Das nationale Gericht ist, wenn nationale Rechtsvorschriften nicht im Einklang mit der Richtlinie 2000/78 ausgelegt werden können, verpflichtet, im Rahmen seiner Befugnisse den Rechtsschutz, der dem Einzelnen aus dieser Richtlinie erwächst, zu gewährleisten und für ihre volle Wirkung zu sorgen, indem es erforderlichenfalls jede entgegenstehende nationale Vorschrift unangewendet lässt. Das Unionsrecht ist dahin auszulegen, dass die Wiederherstellung der Gleichbehandlung in einem Fall wie dem des Ausgangsverfahrens, wenn eine unionsrechtswidrige Diskriminierung festgestellt wurde und solange keine Maßnahmen zur Wiederherstellung der Gleichbehandlung erlassen wurden, voraussetzt, dass den durch das alte Besoldungs- und Vorrückungssystem benachteiligten Beamten die gleichen Vorteile gewährt werden wie den von diesem System begünstigten Beamten, sowohl in Bezug auf die Berücksichtigung vor Vollendung des 18. Lebensjahrs zurückgelegter Vordienstzeiten als auch bei der Vorrückung in der Gehaltstabelle, und dass den diskriminierten Beamten infolgedessen ein finanzieller Ausgleich in Höhe der Differenz zwischen dem Gehalt, das der betreffende Beamte hätte beziehen müssen, wenn er nicht diskriminiert worden wäre, und dem tatsächlich von ihm bezogenen Gehalt gewährt wird.

Aus dieser Rechtsprechung folgt auch für das vorliegende Verfahren, dass die Zurückweisung des Antrages der bP durch den angefochtenen Bescheid nicht auf § 175 Abs. 79 Z 3 GehG gestützt werden konnte.

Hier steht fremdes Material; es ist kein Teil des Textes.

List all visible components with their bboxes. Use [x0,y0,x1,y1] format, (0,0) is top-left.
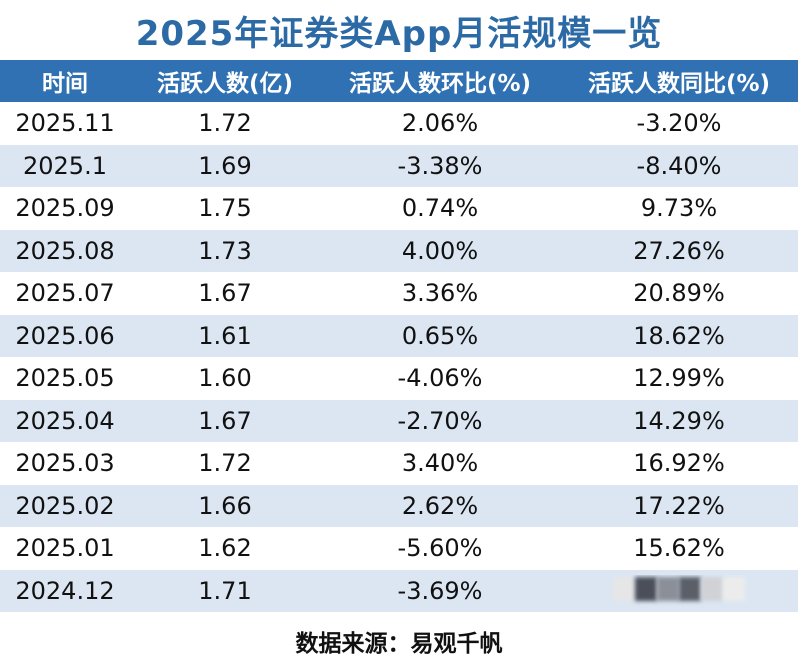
cell-yoy: 27.26% [633,236,725,265]
cell-mom: 0.74% [401,194,479,223]
cell-yoy: -3.20% [636,109,722,138]
table-row: 2025.04 1.67 -2.70% 14.29% [0,399,798,442]
table-header: 时间 活跃人数(亿) 活跃人数环比(%) 活跃人数同比(%) [0,60,798,102]
cell-mom: -3.38% [397,151,483,180]
cell-mom: 0.65% [401,321,479,350]
cell-yoy: -8.40% [636,151,722,180]
cell-active-users: 1.73 [198,236,252,265]
table-row: 2025.09 1.75 0.74% 9.73% [0,187,798,230]
data-source-note: 数据来源：易观千帆 [295,630,503,657]
cell-time: 2025.03 [15,449,115,478]
cell-yoy: 15.62% [633,534,725,563]
column-header-yoy: 活跃人数同比(%) [587,71,771,97]
cell-time: 2025.09 [15,194,115,223]
column-header-mom: 活跃人数环比(%) [348,71,532,97]
cell-yoy: 20.89% [633,279,725,308]
table-row: 2025.05 1.60 -4.06% 12.99% [0,357,798,400]
cell-active-users: 1.66 [198,491,252,520]
cell-yoy: 17.22% [633,491,725,520]
cell-mom: 3.36% [401,279,479,308]
cell-time: 2025.07 [15,279,115,308]
table-row: 2025.11 1.72 2.06% -3.20% [0,102,798,145]
data-table: 时间 活跃人数(亿) 活跃人数环比(%) 活跃人数同比(%) 2025.11 1… [0,60,798,612]
cell-active-users: 1.75 [198,194,252,223]
cell-mom: -3.69% [397,576,483,605]
table-row: 2025.02 1.66 2.62% 17.22% [0,484,798,527]
cell-active-users: 1.67 [198,279,252,308]
cell-time: 2025.1 [23,151,107,180]
table-row: 2025.07 1.67 3.36% 20.89% [0,272,798,315]
cell-active-users: 1.67 [198,406,252,435]
page-title: 2025年证券类App月活规模一览 [135,13,663,54]
cell-active-users: 1.71 [198,576,252,605]
cell-time: 2025.04 [15,406,115,435]
table-row: 2025.1 1.69 -3.38% -8.40% [0,144,798,187]
table-row: 2025.08 1.73 4.00% 27.26% [0,229,798,272]
cell-active-users: 1.72 [198,449,252,478]
cell-active-users: 1.60 [198,364,252,393]
cell-time: 2025.05 [15,364,115,393]
cell-mom: -2.70% [397,406,483,435]
cell-time: 2025.06 [15,321,115,350]
cell-mom: -4.06% [397,364,483,393]
cell-time: 2024.12 [15,576,115,605]
cell-time: 2025.11 [15,109,115,138]
table-row: 2025.03 1.72 3.40% 16.92% [0,442,798,485]
cell-time: 2025.02 [15,491,115,520]
cell-active-users: 1.72 [198,109,252,138]
cell-mom: 2.62% [401,491,479,520]
cell-active-users: 1.62 [198,534,252,563]
table-row: 2025.06 1.61 0.65% 18.62% [0,314,798,357]
cell-active-users: 1.69 [198,151,252,180]
cell-mom: 3.40% [401,449,479,478]
cell-mom: 2.06% [401,109,479,138]
cell-time: 2025.01 [15,534,115,563]
cell-yoy: 14.29% [633,406,725,435]
table-row: 2024.12 1.71 -3.69% [0,569,798,612]
cell-yoy: 9.73% [640,194,718,223]
cell-mom: 4.00% [401,236,479,265]
cell-active-users: 1.61 [198,321,252,350]
column-header-time: 时间 [42,71,88,97]
cell-mom: -5.60% [397,534,483,563]
cell-yoy-redacted [560,575,798,607]
cell-yoy: 12.99% [633,364,725,393]
cell-time: 2025.08 [15,236,115,265]
cell-yoy: 16.92% [633,449,725,478]
column-header-active-users: 活跃人数(亿) [156,71,294,97]
cell-yoy: 18.62% [633,321,725,350]
redacted-mosaic [613,575,745,603]
table-row: 2025.01 1.62 -5.60% 15.62% [0,527,798,570]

Die belangte Behörde wäre daher verpflichtet gewesen, über den Antrag inhaltlich zu entscheiden, weshalb Spruchpunkt I. des angefochtenen Bescheides ersatzlos aufzuheben ist (vgl. hiezu auch VwGH 09.09.2016, Ro 2016/12/0002).

Zur Abweisung des Antrages auf Nachzahlung:

Gemäß § 28 Abs. 3 VwGVG hat das Verwaltungsgericht im Verfahren über Beschwerden gemäß Art. 130 Abs. 1 Z 1 B-VG in der Sache selbst zu entscheiden, wenn die Voraussetzungen des Abs. 2 nicht vorliegen und die Behörde dem nicht bei der Vorlage der Beschwerde unter Bedachtnahme auf die wesentliche Vereinfachung und Beschleunigung des Verfahrens widerspricht. Hat die Behörde notwendige Ermittlungen des Sachverhaltes unterlassen, so kann das Verwaltungsgericht den angefochtenen Bescheid mit Beschluss aufheben und die Angelegenheit zur Erlassung eines neuen Bescheides an die Behörde zurückverweisen. Die Behörde ist hiebei an die rechtliche Beurteilung gebunden, von welcher das Verwaltungsgericht bei seinem Beschluss ausgegangen ist.

Wie der EuGH im zitierten Urteil klar zum Ausdruck gebracht hat, ist das Unionsrecht dahingehend auszulegen, dass die Wiederherstellung der Gleichbehandlung voraussetzt, dass den diskriminierten Beamten ein finanzieller Ausgleich in Höhe der Differenz zwischen dem Gehalt, das der betreffende Beamte hätte beziehen müssen, wenn er nicht diskriminiert worden wäre, und dem tatsächlich von ihm bezogenen Gehalt gewährt wird.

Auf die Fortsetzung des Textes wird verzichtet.